DoorDash has made it pretty clear that if you're hungry, it's going to be the company that makes sure you get what you want. Over the last year or so it's rolled out group ordering, grocery delivery and even ice cream delivery -- all with sustainability on the agenda. Now, it's making sure you get fed as soon as is absolutely possible, thanks to a partnership with General Motors' Cruise self-driving vehicles.
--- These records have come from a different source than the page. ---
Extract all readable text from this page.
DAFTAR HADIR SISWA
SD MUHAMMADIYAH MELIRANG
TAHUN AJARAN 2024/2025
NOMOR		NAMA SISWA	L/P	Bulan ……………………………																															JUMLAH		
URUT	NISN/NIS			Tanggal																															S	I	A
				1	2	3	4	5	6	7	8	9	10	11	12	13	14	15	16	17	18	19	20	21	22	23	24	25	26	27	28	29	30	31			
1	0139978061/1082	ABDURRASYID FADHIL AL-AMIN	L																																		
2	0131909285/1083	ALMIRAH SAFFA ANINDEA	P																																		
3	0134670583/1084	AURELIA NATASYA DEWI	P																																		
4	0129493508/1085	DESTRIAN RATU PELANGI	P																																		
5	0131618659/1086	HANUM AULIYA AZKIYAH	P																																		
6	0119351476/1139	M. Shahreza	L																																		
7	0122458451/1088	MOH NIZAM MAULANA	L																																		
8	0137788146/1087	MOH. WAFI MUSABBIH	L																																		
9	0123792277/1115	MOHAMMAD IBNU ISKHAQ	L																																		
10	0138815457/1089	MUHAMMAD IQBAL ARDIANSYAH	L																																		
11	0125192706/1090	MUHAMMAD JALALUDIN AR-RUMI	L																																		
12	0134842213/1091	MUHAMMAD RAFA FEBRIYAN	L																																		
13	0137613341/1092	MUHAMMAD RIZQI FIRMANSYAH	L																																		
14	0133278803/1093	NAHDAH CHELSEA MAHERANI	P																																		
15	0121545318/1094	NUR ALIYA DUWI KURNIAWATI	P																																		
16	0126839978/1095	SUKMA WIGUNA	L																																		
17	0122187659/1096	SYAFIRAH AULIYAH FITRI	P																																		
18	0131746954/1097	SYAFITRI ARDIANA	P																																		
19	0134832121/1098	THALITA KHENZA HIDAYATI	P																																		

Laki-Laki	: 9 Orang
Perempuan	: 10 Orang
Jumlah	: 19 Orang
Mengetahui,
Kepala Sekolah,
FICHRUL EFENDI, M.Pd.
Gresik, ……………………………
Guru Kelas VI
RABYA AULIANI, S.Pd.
Early this year, a testing program will kick off in San Francisco testing and improving the efficiency of food and grocery delivery via Cruise vehicles. It's the first major consumer-facing partnership for Cruise, which had in the past toyed with the idea of teaming up with Lyft, and subsequently Uber -- evidently it identified a more lucrative market in satisfying hangry customers than in teaming up with companies already under scrutiny for their autonomous efforts.

There's no word yet on exactly what the program will look like. It's certainly not the first of its kind, either. Oklahoma City stores have an autonomous grocery delivery service in the pipeline, Postmates already has a lunch delivery robot on the streets and Kroger has added driverless vehicles to its delivery fleet. It's no secret that autonomous vehicles will play a major role in the future of delivery, so it makes sense for DoorDash to get in on that sooner rather than later.